Джо усмехался — немного утомленно, как отметил Ральф.

Когда Элверна вышла из спальни, охорашиваясь, игриво убирая с висков непослушные пряди волос, посылая направо и налево кокетливые улыбки, Джо хрипло попросил:

— Знаете, братцы, если вы не против, я бы тут пока закруглился с моими книгами. Помощник, сдается, кое-что напутал, пока меня не было. А старшим вместо себя назначаю вам Ральфа.

Элверна молнией пролетела по комнате и повисла у него на шее.

— Ой, Джо, котик, как же я пойду без тебя? Подумай, что станут говорить миссис Мак, и преподобный, и все, кому только бы отравить людям радость!

Ральф проговорил без всякого энтузиазма:

— Остаться с тобой, Джо?

Он поймал знакомый взгляд — блекло-голубой и полный света — и прочел в нем мольбу. Многоопытный адвокат, привыкший подходить к людским невзгодам с бесстрастием игрока в домино, смешался, как мальчик. Он понял, что Джо слишком любит этих людей, чтобы вышвырнуть их вон, и слишком хорошо знает их, чтобы доверить им Элверну; слишком истерзан ее безумством, чтобы терпеть его дальше, и слишком горд, чтобы сознаться себе в том, что ему известно.

Ральф понял, что Джо полагается только на него. Заслуживает ли он такого доверия?

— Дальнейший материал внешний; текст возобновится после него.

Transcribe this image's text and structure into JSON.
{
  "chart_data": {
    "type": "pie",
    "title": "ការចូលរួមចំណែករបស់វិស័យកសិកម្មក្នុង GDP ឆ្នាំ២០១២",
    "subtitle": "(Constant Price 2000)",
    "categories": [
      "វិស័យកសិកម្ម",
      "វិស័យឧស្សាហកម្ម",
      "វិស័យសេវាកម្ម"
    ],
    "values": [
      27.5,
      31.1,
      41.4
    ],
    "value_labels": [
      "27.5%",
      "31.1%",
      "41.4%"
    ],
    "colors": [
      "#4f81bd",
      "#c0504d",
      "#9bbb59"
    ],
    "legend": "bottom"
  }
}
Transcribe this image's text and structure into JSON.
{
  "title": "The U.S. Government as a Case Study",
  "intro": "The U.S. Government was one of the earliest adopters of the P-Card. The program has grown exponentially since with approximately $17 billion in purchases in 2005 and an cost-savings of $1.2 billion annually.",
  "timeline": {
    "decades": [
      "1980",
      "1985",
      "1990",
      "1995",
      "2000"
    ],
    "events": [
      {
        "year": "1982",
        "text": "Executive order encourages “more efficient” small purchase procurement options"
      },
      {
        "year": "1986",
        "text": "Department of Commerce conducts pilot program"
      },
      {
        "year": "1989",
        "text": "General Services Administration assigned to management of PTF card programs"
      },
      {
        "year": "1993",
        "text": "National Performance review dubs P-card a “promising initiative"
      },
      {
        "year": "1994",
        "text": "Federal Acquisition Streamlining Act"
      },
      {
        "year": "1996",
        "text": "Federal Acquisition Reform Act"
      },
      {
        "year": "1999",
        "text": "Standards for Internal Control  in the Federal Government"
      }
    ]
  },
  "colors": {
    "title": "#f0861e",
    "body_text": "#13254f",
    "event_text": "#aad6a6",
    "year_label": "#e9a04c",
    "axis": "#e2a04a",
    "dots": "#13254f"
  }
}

Должен заслужить!

С тяжелым сердцем он кивнул Джо и важно выступил во главе шумной процессии, которая потянулась цепочкой по лесной тропе на танцы к Эду Тюдору. И всю дорогу прислушивался, как Элверна у него за спиною распевает с Кудрявым Эвансом «Чай на двоих», и ловил себя на том, что думает только о ней.

«Такой молодец — старается чем-то заполнить себе жизнь в этой глухомани… — И одернул себя:-Ладно, брось! Выкинь ее из головы!»